The PlayStation 5 version was cancelled after Microsoft acquired Bethesda Softworks.

In May 2024, Microsoft Gaming President of Game Content & Studios Matt Booty announced that all development on Redfall would come to an end with the closure of Arkane Austin. Xbox also compensated players who paid for the Hero DLC. On May 30, the developers released one final update that revamped the Neighborhood and Nest systems, while adding single player pausing and an offline mode.

== Reception ==

Redfall received "mixed or average" reviews, according to the review aggregator website Metacritic.

PCGamesN disliked the story, writing that the game failed in "making me care about its characters. It's all just a bit basic." VG247 felt that only tying progress to the host was a mistake, "dooming their guests to play through the same missions again should they want to play in solo". While enjoying the gunplay, GamesRadar+ criticized the repetitiveness of the campaign: "There are always going to be vampires to be staked, something to be blown up, keys to be found, or items to be collected – it's just a case of which version of the mission structure it'll be." IGN called the game "an undercooked looter-shooter by every metric" and that the game is a "bafflingly bad time across the board.
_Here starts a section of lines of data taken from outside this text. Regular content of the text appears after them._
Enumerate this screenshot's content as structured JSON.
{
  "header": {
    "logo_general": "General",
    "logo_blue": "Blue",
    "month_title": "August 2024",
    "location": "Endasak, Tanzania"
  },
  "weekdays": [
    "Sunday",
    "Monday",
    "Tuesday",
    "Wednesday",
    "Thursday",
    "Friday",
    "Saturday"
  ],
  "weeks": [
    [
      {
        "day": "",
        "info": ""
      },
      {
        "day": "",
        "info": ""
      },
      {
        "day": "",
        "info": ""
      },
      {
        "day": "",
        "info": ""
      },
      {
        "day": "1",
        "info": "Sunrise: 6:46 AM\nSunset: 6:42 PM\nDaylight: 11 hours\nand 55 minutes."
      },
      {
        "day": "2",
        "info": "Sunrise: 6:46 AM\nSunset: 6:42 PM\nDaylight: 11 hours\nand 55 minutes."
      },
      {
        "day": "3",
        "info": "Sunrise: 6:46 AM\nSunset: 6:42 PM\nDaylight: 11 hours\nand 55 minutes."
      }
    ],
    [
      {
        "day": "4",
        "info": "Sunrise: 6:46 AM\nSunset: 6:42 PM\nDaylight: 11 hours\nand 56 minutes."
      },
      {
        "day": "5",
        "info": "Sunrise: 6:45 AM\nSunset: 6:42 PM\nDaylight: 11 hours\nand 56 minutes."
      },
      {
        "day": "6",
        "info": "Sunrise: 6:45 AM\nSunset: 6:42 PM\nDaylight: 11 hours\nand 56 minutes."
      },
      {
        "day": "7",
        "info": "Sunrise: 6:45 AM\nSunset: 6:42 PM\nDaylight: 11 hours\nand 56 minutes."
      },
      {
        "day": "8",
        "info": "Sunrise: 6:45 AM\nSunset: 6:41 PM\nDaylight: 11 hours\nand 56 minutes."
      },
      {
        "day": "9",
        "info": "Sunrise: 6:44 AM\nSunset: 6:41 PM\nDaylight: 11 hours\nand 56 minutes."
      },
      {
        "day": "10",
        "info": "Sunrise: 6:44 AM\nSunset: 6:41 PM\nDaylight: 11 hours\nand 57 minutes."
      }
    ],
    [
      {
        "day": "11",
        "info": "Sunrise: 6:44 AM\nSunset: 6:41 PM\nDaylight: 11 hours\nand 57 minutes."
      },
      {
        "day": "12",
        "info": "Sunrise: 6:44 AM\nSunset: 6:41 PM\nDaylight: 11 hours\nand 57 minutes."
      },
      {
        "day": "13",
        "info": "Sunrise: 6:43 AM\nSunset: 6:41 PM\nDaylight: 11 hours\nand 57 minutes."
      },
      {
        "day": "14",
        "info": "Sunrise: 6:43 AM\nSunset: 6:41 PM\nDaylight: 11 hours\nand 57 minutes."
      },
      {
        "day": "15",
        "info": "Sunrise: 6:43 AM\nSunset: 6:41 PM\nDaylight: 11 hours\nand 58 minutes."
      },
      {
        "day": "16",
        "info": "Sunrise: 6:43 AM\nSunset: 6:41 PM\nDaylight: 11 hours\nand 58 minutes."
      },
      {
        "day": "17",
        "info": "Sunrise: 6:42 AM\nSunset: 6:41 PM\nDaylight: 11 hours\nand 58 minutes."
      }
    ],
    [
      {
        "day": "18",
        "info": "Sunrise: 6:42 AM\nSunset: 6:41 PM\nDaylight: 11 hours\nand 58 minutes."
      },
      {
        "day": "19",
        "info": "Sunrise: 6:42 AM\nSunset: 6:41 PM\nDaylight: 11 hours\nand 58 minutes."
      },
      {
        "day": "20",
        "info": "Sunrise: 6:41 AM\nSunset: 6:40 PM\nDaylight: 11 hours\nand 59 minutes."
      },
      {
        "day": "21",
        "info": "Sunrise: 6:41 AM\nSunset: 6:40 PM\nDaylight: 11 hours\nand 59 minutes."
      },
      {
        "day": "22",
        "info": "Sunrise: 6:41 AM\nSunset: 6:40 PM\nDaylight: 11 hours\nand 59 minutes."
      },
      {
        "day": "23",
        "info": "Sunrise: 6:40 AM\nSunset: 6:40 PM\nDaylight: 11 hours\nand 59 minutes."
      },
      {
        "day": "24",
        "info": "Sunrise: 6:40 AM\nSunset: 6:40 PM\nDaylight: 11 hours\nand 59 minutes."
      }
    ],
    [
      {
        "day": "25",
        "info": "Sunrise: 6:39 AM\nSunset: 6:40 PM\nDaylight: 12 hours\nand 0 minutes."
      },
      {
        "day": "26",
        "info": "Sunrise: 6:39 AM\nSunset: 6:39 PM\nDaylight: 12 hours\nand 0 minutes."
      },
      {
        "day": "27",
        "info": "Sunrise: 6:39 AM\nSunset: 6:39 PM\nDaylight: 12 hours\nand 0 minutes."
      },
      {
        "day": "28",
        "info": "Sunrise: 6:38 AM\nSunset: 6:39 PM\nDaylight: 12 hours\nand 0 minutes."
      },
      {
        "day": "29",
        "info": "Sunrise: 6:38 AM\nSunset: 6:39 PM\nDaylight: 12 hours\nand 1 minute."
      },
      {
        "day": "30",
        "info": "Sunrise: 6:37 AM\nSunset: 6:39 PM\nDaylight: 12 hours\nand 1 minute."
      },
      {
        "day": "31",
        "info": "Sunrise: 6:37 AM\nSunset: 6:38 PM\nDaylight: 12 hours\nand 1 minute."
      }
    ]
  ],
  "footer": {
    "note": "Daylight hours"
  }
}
Plagued with bland missions, boneheaded enemies, and repeated technical problems, Redfall simply wasn't ready for daylight." The Verge was also critical, saying the game "feels unpolished, underdone, underwhelming, and uncomfortable. I am glad I do not have to play this anymore."
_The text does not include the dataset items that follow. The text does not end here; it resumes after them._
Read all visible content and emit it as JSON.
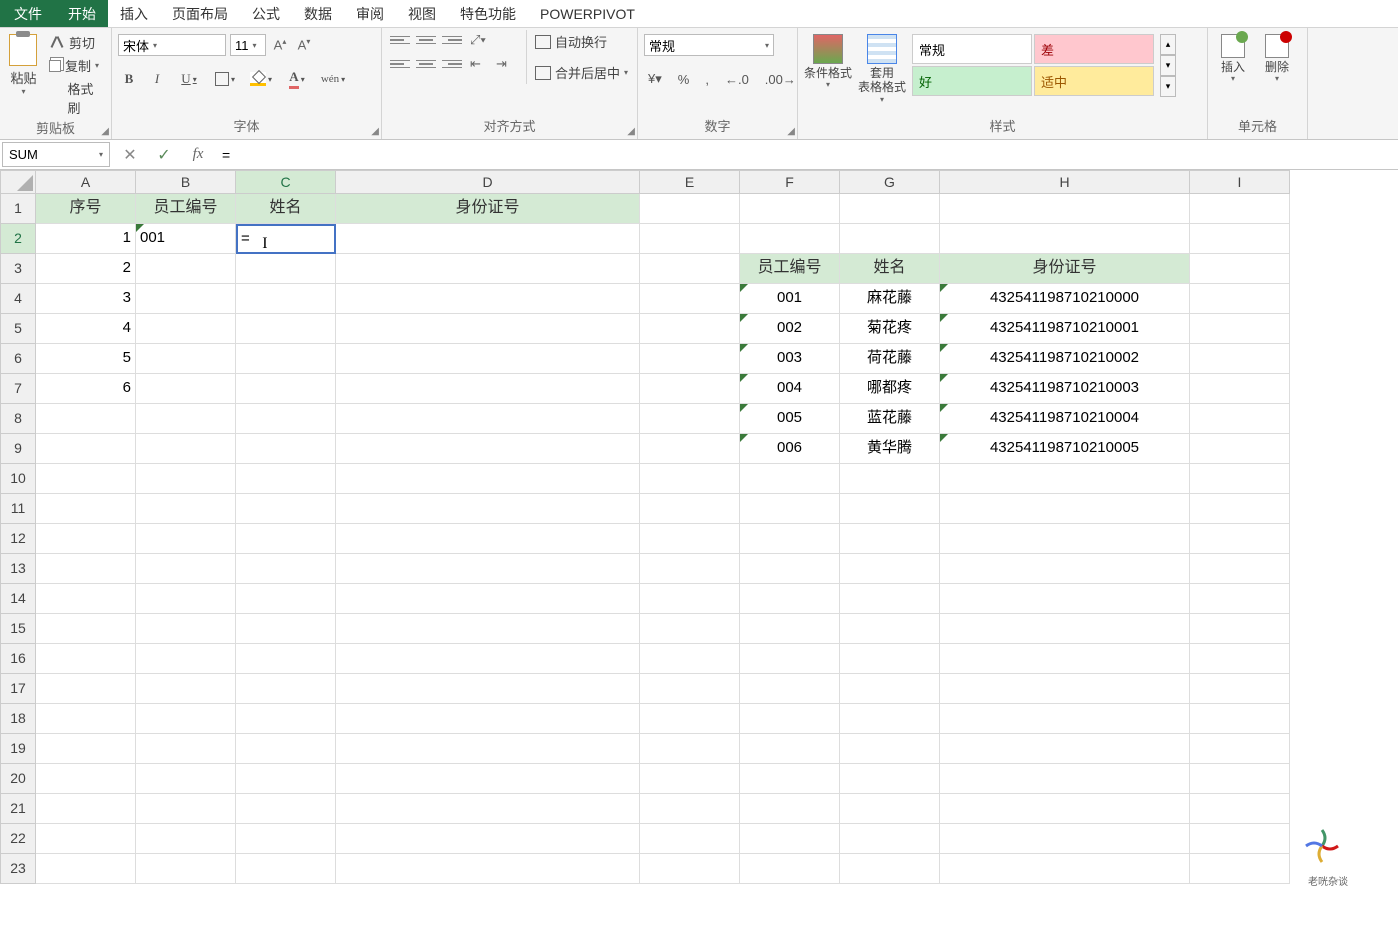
{
  "menu": {
    "file": "文件",
    "tabs": [
      "开始",
      "插入",
      "页面布局",
      "公式",
      "数据",
      "审阅",
      "视图",
      "特色功能",
      "POWERPIVOT"
    ],
    "active_index": 0
  },
  "ribbon": {
    "clipboard": {
      "label": "剪贴板",
      "paste": "粘贴",
      "cut": "剪切",
      "copy": "复制",
      "brush": "格式刷"
    },
    "font": {
      "label": "字体",
      "name": "宋体",
      "size": "11",
      "bold": "B",
      "italic": "I",
      "underline": "U",
      "wen": "wén"
    },
    "align": {
      "label": "对齐方式",
      "wrap": "自动换行",
      "merge": "合并后居中"
    },
    "number": {
      "label": "数字",
      "format": "常规",
      "percent": "%",
      "comma": ",",
      "dec_inc": ".0",
      "dec_dec": ".00"
    },
    "styles": {
      "label": "样式",
      "cond": "条件格式",
      "table": "套用\n表格格式",
      "normal": "常规",
      "bad": "差",
      "good": "好",
      "neutral": "适中"
    },
    "cells": {
      "label": "单元格",
      "insert": "插入",
      "delete": "删除"
    }
  },
  "formula_bar": {
    "name_box": "SUM",
    "fx": "fx",
    "value": "="
  },
  "columns": [
    "A",
    "B",
    "C",
    "D",
    "E",
    "F",
    "G",
    "H",
    "I"
  ],
  "row_count": 23,
  "selection": {
    "row": 2,
    "col": "C"
  },
  "sheet": {
    "headers_left": {
      "A": "序号",
      "B": "员工编号",
      "C": "姓名",
      "D": "身份证号"
    },
    "left_rows": [
      {
        "A": "1",
        "B": "001",
        "C": "="
      },
      {
        "A": "2"
      },
      {
        "A": "3"
      },
      {
        "A": "4"
      },
      {
        "A": "5"
      },
      {
        "A": "6"
      }
    ],
    "right_header_row": 3,
    "headers_right": {
      "F": "员工编号",
      "G": "姓名",
      "H": "身份证号"
    },
    "right_rows": [
      {
        "F": "001",
        "G": "麻花藤",
        "H": "432541198710210000"
      },
      {
        "F": "002",
        "G": "菊花疼",
        "H": "432541198710210001"
      },
      {
        "F": "003",
        "G": "荷花藤",
        "H": "432541198710210002"
      },
      {
        "F": "004",
        "G": "哪都疼",
        "H": "432541198710210003"
      },
      {
        "F": "005",
        "G": "蓝花藤",
        "H": "432541198710210004"
      },
      {
        "F": "006",
        "G": "黄华腾",
        "H": "432541198710210005"
      }
    ]
  },
  "watermark": "老咣杂谈"
}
The game received mostly negative user reviews on Steam upon its launch, with users criticizing its enemy artificial intelligence, world design, and performance issues.
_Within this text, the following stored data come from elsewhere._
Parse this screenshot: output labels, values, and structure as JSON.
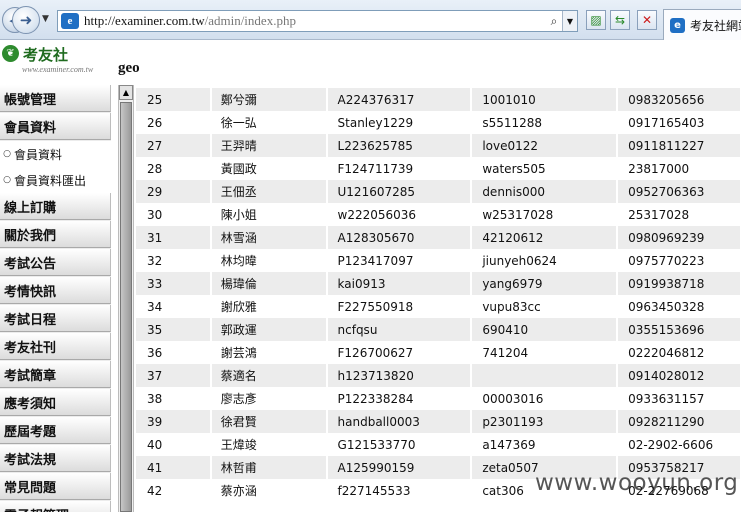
{
  "browser": {
    "address_host": "http://examiner.com.tw",
    "address_path": "/admin/index.php",
    "tab_label": "考友社網站"
  },
  "site": {
    "brand": "考友社",
    "brand_url": "www.examiner.com.tw",
    "page_title": "geo"
  },
  "sidebar": {
    "items": [
      {
        "label": "帳號管理",
        "type": "menu"
      },
      {
        "label": "會員資料",
        "type": "menu"
      },
      {
        "label": "會員資料",
        "type": "sub"
      },
      {
        "label": "會員資料匯出",
        "type": "sub"
      },
      {
        "label": "線上訂購",
        "type": "menu"
      },
      {
        "label": "關於我們",
        "type": "menu"
      },
      {
        "label": "考試公告",
        "type": "menu"
      },
      {
        "label": "考情快訊",
        "type": "menu"
      },
      {
        "label": "考試日程",
        "type": "menu"
      },
      {
        "label": "考友社刊",
        "type": "menu"
      },
      {
        "label": "考試簡章",
        "type": "menu"
      },
      {
        "label": "應考須知",
        "type": "menu"
      },
      {
        "label": "歷屆考題",
        "type": "menu"
      },
      {
        "label": "考試法規",
        "type": "menu"
      },
      {
        "label": "常見問題",
        "type": "menu"
      },
      {
        "label": "電子報管理",
        "type": "menu"
      }
    ]
  },
  "table": {
    "rows": [
      {
        "no": "25",
        "name": "鄭兮彌",
        "id": "A224376317",
        "pw": "1001010",
        "phone": "0983205656"
      },
      {
        "no": "26",
        "name": "徐一弘",
        "id": "Stanley1229",
        "pw": "s5511288",
        "phone": "0917165403"
      },
      {
        "no": "27",
        "name": "王羿晴",
        "id": "L223625785",
        "pw": "love0122",
        "phone": "0911811227"
      },
      {
        "no": "28",
        "name": "黃國政",
        "id": "F124711739",
        "pw": "waters505",
        "phone": "23817000"
      },
      {
        "no": "29",
        "name": "王佃丞",
        "id": "U121607285",
        "pw": "dennis000",
        "phone": "0952706363"
      },
      {
        "no": "30",
        "name": "陳小姐",
        "id": "w222056036",
        "pw": "w25317028",
        "phone": "25317028"
      },
      {
        "no": "31",
        "name": "林雪涵",
        "id": "A128305670",
        "pw": "42120612",
        "phone": "0980969239"
      },
      {
        "no": "32",
        "name": "林均暐",
        "id": "P123417097",
        "pw": "jiunyeh0624",
        "phone": "0975770223"
      },
      {
        "no": "33",
        "name": "楊瑋倫",
        "id": "kai0913",
        "pw": "yang6979",
        "phone": "0919938718"
      },
      {
        "no": "34",
        "name": "謝欣雅",
        "id": "F227550918",
        "pw": "vupu83cc",
        "phone": "0963450328"
      },
      {
        "no": "35",
        "name": "郭政運",
        "id": "ncfqsu",
        "pw": "690410",
        "phone": "0355153696"
      },
      {
        "no": "36",
        "name": "謝芸鴻",
        "id": "F126700627",
        "pw": "741204",
        "phone": "0222046812"
      },
      {
        "no": "37",
        "name": "蔡適名",
        "id": "h123713820",
        "pw": "",
        "phone": "0914028012"
      },
      {
        "no": "38",
        "name": "廖志彥",
        "id": "P122338284",
        "pw": "00003016",
        "phone": "0933631157"
      },
      {
        "no": "39",
        "name": "徐君賢",
        "id": "handball0003",
        "pw": "p2301193",
        "phone": "0928211290"
      },
      {
        "no": "40",
        "name": "王煒竣",
        "id": "G121533770",
        "pw": "a147369",
        "phone": "02-2902-6606"
      },
      {
        "no": "41",
        "name": "林哲甫",
        "id": "A125990159",
        "pw": "zeta0507",
        "phone": "0953758217"
      },
      {
        "no": "42",
        "name": "蔡亦涵",
        "id": "f227145533",
        "pw": "cat306",
        "phone": "02-22769068"
      }
    ]
  },
  "watermark": "www.wooyun.org",
  "colors": {
    "row_alt": "#ececec",
    "brand_green": "#1f6b1f",
    "sidebar_bg": "#ececec"
  }
}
Phil Spencer, the chief executive officer of Microsoft Gaming, apologized for the game, stating "I'm disappointed. I'm upset with myself" and that delaying the game would not have helped as "the game isn't realizing the creative vision that it had for its players."

Aggregate score
| Aggregator | Score |
|---|---|
| Metacritic | (PC) 53/100 (XSXS) 56/100 |

Review scores
| Publication | Score |
|---|---|
| Destructoid | 5/10 |
| Digital Trends | 2/5 |
| Easy Allies | 5/10 |
| Famitsu | 30/40 |
| Game Informer | 5/10 |
| GameSpot | 4/10 |
| GamesRadar+ | 2.5/5 |
| Hardcore Gamer | 2/5 |
| IGN | 4/10 |
| NME | 2/5 |
| PC Gamer (US) | 44/100 |
| PCGamesN | 7/10 |
| The Telegraph | 2/5 |
| The Guardian | 2/5 |
| Video Games Chronicle | 4/5 |
| VG247 | 3/5 |
| VideoGamer.com | 7/10 |

===Sales===
According to Microsoft, Redfall had generated "minimal sales".